The Colts were thrilled to get Ngakoue out of the AFC South. In eight career games vs. Indianapolis, Ngakoue had 37 pressures, 6.5 sacks and two forced fumbles, both of which happened in 2019.
Without Hunter, the job of getting to the quarterback falls heavily on Ngakoue, but he's not feeling any extra pressure.
"We're two different types of players. We bring two different types of style to the game," Ngakoue said of Hunter. "At the end of the day, if I was down, he should be able to hold it down as well for the defensive line, vice versa.
"It shouldn't matter about this guy (filling) a role, anything like that. When I came here it was about a tandem. It wasn't about me filling the shoes of nobody. Right now I just need to do a great job of leading these guys and then I'm pretty sure when Danielle comes back we'll both lead these guys together."
Zimmer likes to get pressure with his four-down linemen. If Hunter is not on the field, Zimmer might be more inclined to supplement his pass rush with blitzes. That's what happened in Week 1 when linebackers Anthony Barr and Eric Kendricks were utilized more frequently as extra rushers, leading the Vikings to the 11th-highest blitz rate (31.8%), according to ESPN Stats & Information.

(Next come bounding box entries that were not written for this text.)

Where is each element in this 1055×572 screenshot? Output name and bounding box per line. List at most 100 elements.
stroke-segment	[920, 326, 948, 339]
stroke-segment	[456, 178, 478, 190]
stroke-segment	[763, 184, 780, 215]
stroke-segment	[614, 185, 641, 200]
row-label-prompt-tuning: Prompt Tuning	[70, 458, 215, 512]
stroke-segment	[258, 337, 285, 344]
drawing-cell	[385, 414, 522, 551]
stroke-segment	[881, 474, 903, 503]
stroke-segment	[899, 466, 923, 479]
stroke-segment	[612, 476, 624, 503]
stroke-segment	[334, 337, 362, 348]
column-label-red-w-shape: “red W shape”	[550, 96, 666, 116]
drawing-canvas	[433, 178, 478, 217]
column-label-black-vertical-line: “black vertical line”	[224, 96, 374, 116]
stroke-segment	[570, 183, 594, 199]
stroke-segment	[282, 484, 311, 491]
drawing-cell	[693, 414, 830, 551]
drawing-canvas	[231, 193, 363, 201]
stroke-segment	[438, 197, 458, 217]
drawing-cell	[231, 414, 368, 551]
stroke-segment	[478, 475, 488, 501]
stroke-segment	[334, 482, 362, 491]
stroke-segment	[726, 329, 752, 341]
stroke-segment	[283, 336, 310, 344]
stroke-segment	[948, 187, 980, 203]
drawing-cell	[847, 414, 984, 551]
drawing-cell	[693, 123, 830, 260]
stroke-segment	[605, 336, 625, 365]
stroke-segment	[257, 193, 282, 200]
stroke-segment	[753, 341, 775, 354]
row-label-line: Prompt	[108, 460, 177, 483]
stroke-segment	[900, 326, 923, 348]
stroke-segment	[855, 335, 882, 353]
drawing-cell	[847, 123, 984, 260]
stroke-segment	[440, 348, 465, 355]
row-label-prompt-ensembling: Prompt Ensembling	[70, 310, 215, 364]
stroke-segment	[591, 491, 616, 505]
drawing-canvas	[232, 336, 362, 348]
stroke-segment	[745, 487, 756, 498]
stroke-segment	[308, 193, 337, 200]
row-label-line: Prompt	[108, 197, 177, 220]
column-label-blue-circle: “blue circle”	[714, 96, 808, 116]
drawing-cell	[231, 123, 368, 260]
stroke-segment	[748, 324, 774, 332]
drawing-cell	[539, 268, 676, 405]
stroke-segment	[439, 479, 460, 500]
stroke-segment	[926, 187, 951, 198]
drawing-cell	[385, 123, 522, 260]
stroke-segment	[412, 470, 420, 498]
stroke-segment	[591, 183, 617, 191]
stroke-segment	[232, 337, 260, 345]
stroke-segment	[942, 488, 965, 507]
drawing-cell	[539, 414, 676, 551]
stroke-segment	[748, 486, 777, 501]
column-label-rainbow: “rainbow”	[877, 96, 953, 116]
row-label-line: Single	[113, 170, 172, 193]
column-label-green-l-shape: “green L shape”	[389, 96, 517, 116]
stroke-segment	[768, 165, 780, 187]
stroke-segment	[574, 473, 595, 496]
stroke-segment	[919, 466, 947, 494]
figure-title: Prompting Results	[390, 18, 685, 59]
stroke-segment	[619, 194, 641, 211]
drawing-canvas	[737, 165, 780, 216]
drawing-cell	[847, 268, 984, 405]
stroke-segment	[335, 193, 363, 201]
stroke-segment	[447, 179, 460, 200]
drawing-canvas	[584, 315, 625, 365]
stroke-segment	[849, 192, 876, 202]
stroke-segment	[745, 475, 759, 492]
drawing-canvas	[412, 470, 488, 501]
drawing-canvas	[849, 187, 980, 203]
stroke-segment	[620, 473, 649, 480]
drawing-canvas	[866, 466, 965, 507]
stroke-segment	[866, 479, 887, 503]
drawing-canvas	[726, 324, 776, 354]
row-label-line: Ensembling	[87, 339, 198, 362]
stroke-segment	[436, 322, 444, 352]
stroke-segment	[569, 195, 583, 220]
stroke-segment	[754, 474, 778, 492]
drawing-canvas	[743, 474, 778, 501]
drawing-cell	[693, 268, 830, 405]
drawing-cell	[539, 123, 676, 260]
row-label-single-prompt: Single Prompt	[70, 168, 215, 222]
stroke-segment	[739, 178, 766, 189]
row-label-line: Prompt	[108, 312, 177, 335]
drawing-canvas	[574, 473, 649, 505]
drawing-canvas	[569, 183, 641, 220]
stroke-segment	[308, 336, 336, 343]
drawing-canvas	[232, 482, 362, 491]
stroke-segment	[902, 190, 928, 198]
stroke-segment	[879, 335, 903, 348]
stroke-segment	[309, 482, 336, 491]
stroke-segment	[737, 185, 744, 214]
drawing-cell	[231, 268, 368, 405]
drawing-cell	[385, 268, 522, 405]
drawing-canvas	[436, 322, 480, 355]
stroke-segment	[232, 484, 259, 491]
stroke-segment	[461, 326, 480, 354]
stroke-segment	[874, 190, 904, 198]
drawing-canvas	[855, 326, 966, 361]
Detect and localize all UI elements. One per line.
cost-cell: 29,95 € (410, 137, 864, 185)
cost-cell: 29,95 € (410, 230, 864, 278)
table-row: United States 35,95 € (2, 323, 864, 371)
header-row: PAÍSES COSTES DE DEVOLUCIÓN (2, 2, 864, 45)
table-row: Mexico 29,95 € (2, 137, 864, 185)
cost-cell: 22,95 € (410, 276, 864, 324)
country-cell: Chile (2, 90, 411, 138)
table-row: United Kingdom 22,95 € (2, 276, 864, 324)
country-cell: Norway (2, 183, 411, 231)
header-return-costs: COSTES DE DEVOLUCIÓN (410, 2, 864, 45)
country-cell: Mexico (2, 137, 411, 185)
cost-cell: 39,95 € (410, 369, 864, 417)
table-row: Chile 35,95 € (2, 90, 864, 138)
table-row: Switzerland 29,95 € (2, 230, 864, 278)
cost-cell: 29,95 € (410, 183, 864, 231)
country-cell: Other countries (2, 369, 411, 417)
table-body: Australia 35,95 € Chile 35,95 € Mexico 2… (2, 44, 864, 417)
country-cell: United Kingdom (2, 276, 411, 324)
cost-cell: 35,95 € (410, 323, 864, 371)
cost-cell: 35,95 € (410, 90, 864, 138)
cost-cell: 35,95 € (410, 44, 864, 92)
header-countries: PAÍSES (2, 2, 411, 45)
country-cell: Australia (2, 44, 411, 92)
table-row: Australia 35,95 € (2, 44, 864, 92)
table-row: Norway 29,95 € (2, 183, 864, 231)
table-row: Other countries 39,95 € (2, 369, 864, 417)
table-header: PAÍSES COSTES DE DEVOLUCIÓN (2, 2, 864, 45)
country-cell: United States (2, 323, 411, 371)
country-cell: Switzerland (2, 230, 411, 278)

Since the start of 2017, the Vikings generate pressure on 25.3% of dropbacks using a standard four-man rush (16th in the NFL). That figure jumped to 40.9% when blitzing, just above the league-average of 39%, which ranks 12th in the NFL.
That's no surprise to opponents around the league.
"(Hunter is) definitely a big loss and coach Zimmer has done a great job of getting pressure with four, but he's also very well known for exotic blitz schemes so we know that he's able to dial those things up," Colts coach Frank Reich said. "We know he has a lot of those things in his arsenal and he's really made a reputation for himself as the guy with the double-A gap package and what he does from that with pressures ... Even though he likes a four-man rush, he can get a five- and six-man rush real quick and has all those weapons in his arsenal."
Unfortunately for Minnesota, Colts quarterback Philip Rivers averaged 2.27 seconds per release in Week 1 and has one of the best offensive lines in the NFL. How can the Vikings stop history from repeating itself?
"We've got to be tighter in coverage to make him pull the ball down to give the rush a chance to get there," Patterson said. "That's why pass rush and coverage work hand in hand. They work together. In order for the rush to get there when a guy's getting the ball out quick, we've got to make him hold the ball a little bit longer."